Getting the craft beer story outside the craft beer bubble
I think craft beer is an amazing story in Alberta. I wouldn’t have written a book on the subject if I didn’t.
I has it all: passionate Albertans, entrepreneurship, local ingredients, creativity, growth, risk, national and international acclaim.
This is why I try to get that story into a wide variety of forums, rather than just craft beer media outlets. (I know I’m not the only one doing this; just look at Jason van Rassel’s work in Edify every month.) I really believe that the makings of our craft beer industry show a new way forward in this province. Just sayin’.
I was very pleased, then, to be able to tell that story in the spring 2021 issue of AMA Insider.

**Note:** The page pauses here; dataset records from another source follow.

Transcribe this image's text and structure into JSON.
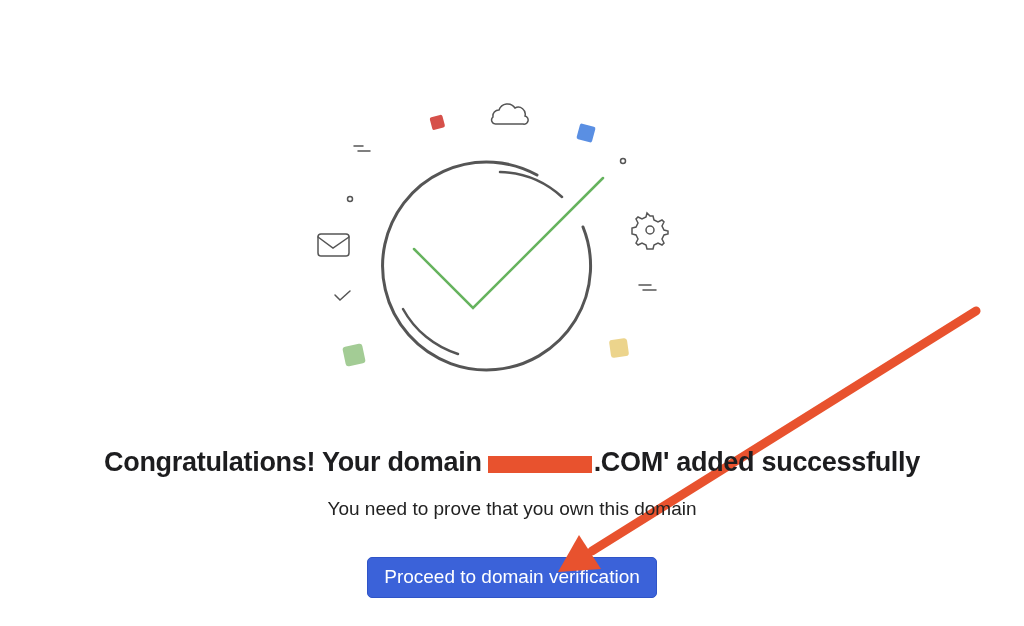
{
  "heading": {
    "before_redaction": "Congratulations! Your domain",
    "after_redaction": ".COM' added successfully"
  },
  "subtitle": "You need to prove that you own this domain",
  "button": {
    "label": "Proceed to domain verification"
  }
}
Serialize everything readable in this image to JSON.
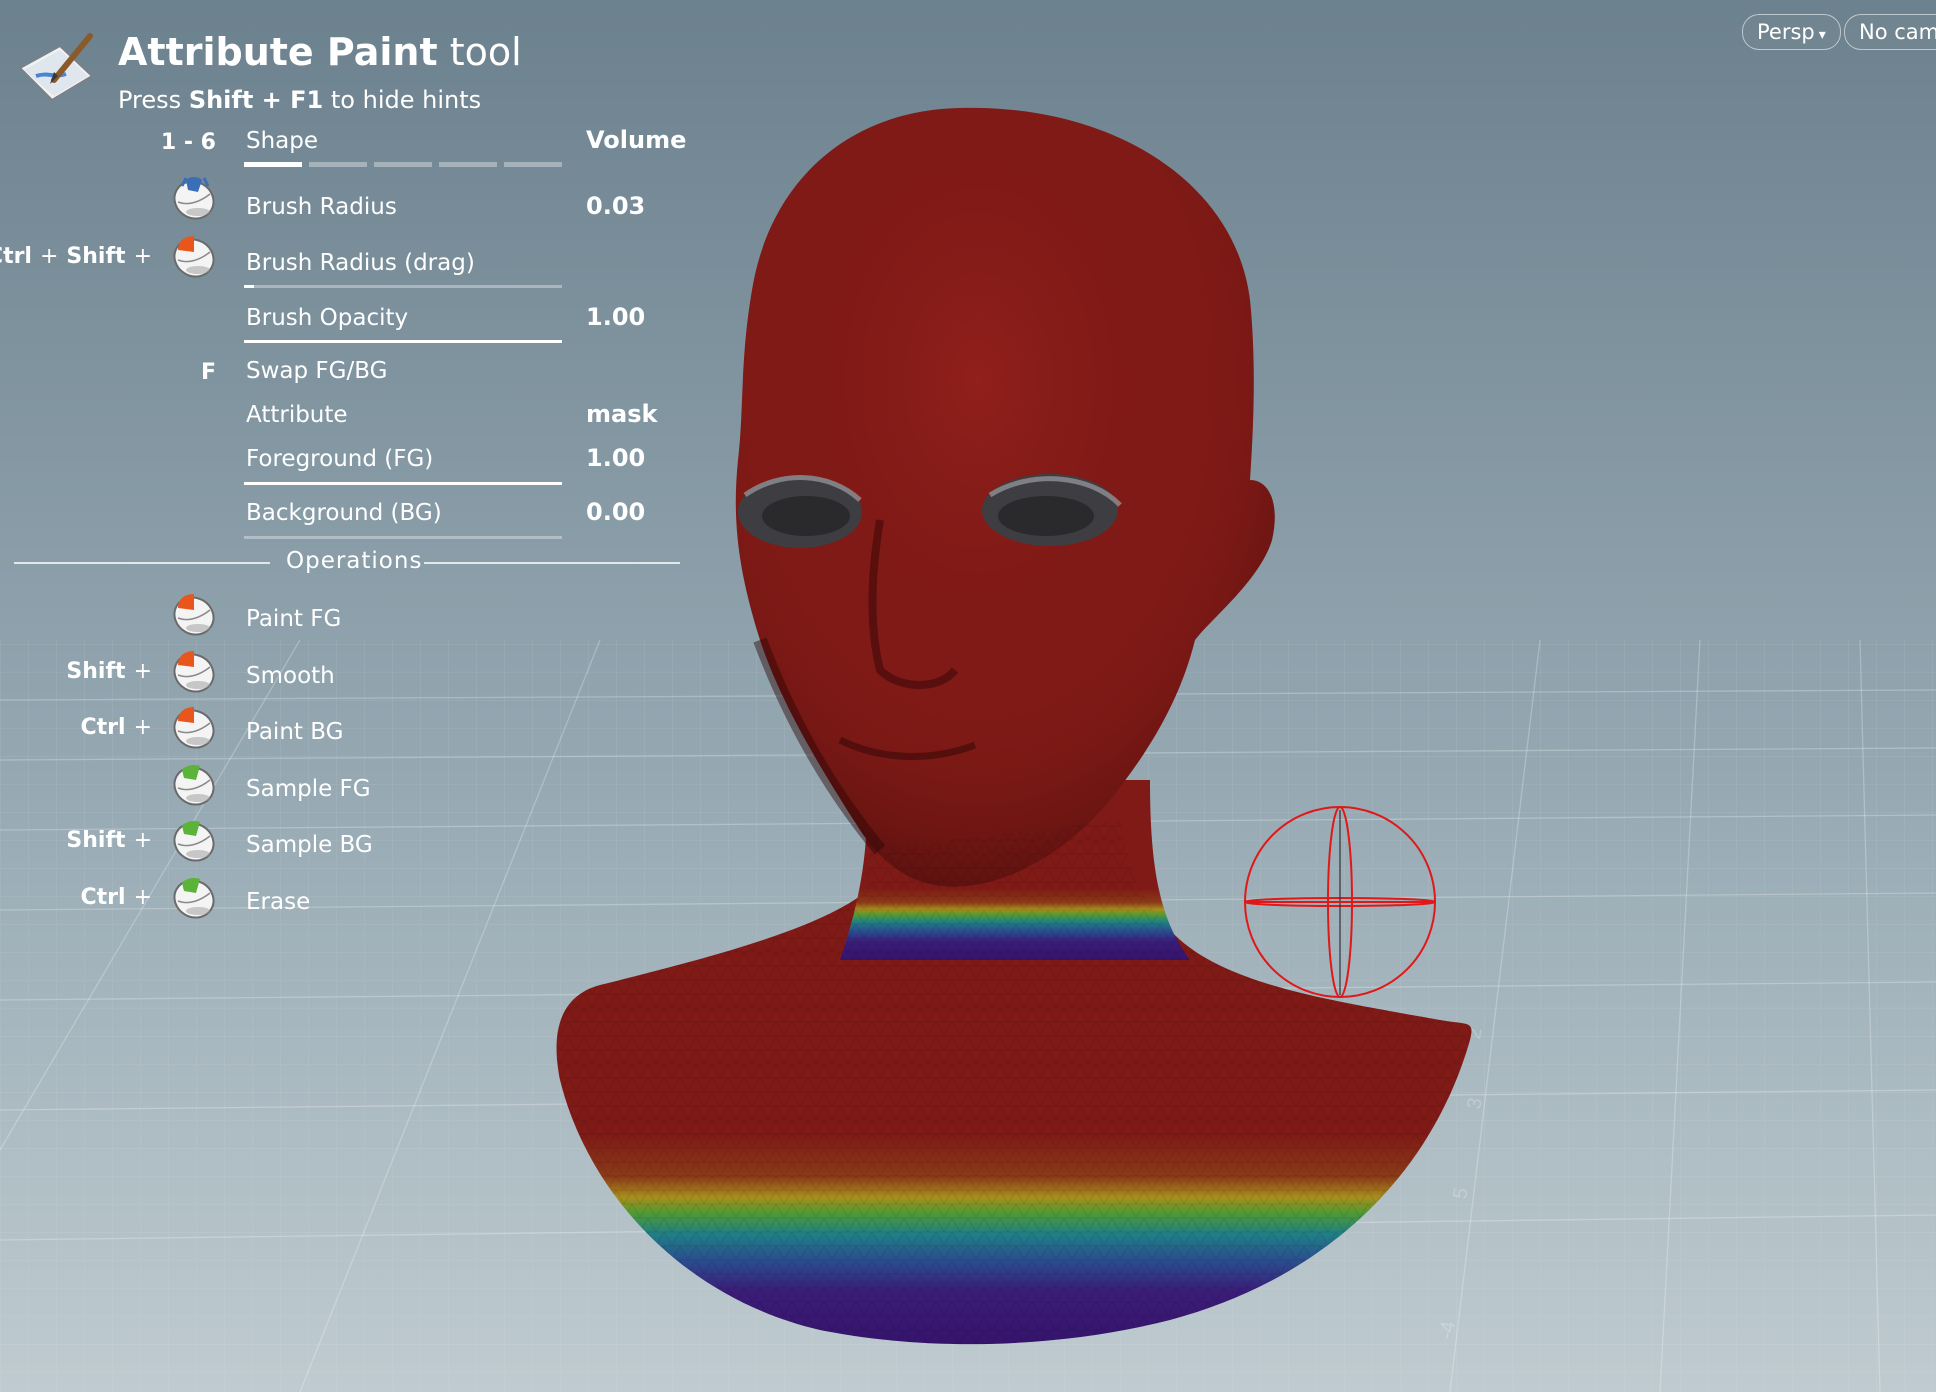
{
  "tool": {
    "title_bold": "Attribute Paint",
    "title_rest": "tool",
    "hint_prefix": "Press",
    "hint_keys": "Shift + F1",
    "hint_suffix": "to hide hints"
  },
  "viewport_buttons": {
    "persp": "Persp",
    "no_cam": "No cam"
  },
  "settings": {
    "shape": {
      "keys": "1 - 6",
      "label": "Shape",
      "value": "Volume",
      "selected_index": 0,
      "segments": 5
    },
    "brush_radius": {
      "label": "Brush Radius",
      "value": "0.03"
    },
    "brush_radius_drag": {
      "mod1": "Ctrl",
      "mod2": "Shift",
      "label": "Brush Radius (drag)",
      "fill": 0.03
    },
    "brush_opacity": {
      "label": "Brush Opacity",
      "value": "1.00",
      "fill": 1.0
    },
    "swap": {
      "key": "F",
      "label": "Swap FG/BG"
    },
    "attribute": {
      "label": "Attribute",
      "value": "mask"
    },
    "foreground": {
      "label": "Foreground (FG)",
      "value": "1.00",
      "fill": 1.0
    },
    "background": {
      "label": "Background (BG)",
      "value": "0.00",
      "fill": 0.0
    }
  },
  "operations": {
    "title": "Operations",
    "items": [
      {
        "mod": "",
        "label": "Paint FG",
        "button": "left-mouse-icon"
      },
      {
        "mod": "Shift",
        "label": "Smooth",
        "button": "left-mouse-icon"
      },
      {
        "mod": "Ctrl",
        "label": "Paint BG",
        "button": "left-mouse-icon"
      },
      {
        "mod": "",
        "label": "Sample FG",
        "button": "middle-mouse-icon"
      },
      {
        "mod": "Shift",
        "label": "Sample BG",
        "button": "middle-mouse-icon"
      },
      {
        "mod": "Ctrl",
        "label": "Erase",
        "button": "middle-mouse-icon"
      }
    ]
  },
  "colors": {
    "mask_high": "#8b1a17",
    "mask_low": "#3a1672",
    "left_button": "#e8561c",
    "middle_button": "#5bb33a",
    "brush_cursor": "#e01818"
  }
}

In addition to editor Craig Moy, I owe thanks to
An Alberta craft beer pioneer looks back on a rewarding but rarely easy career
Things change quickly in Alberta’s craft beer industry – or, it just takes a while to put together a book on the subject.
When I visited Edmonton’s Alley Kat Brewing on a frigid Friday afternoon in October 2018, Neil Herbst went to the bar in the busy taproom, grabbed two pints of double IPA and led me to the adjoining boardroom. We closed the door on the chatter and he sat down and started into his story to help me with research for my book, Tapping the West. It was a story he’d told a few times before, but he told it in a way that made you feel he hadn’t, patiently and openly.
Near the end, I asked him about his future plans. Retirement age might have been on the horizon but, at the time, he felt that change wasn’t. He sent me on my way with a couple of bombers from the beer cooler (those big bottles were still a thing at Alley Kat then), ignoring my half-hearted refusal. “I’ve given beer to worse people!” he joked.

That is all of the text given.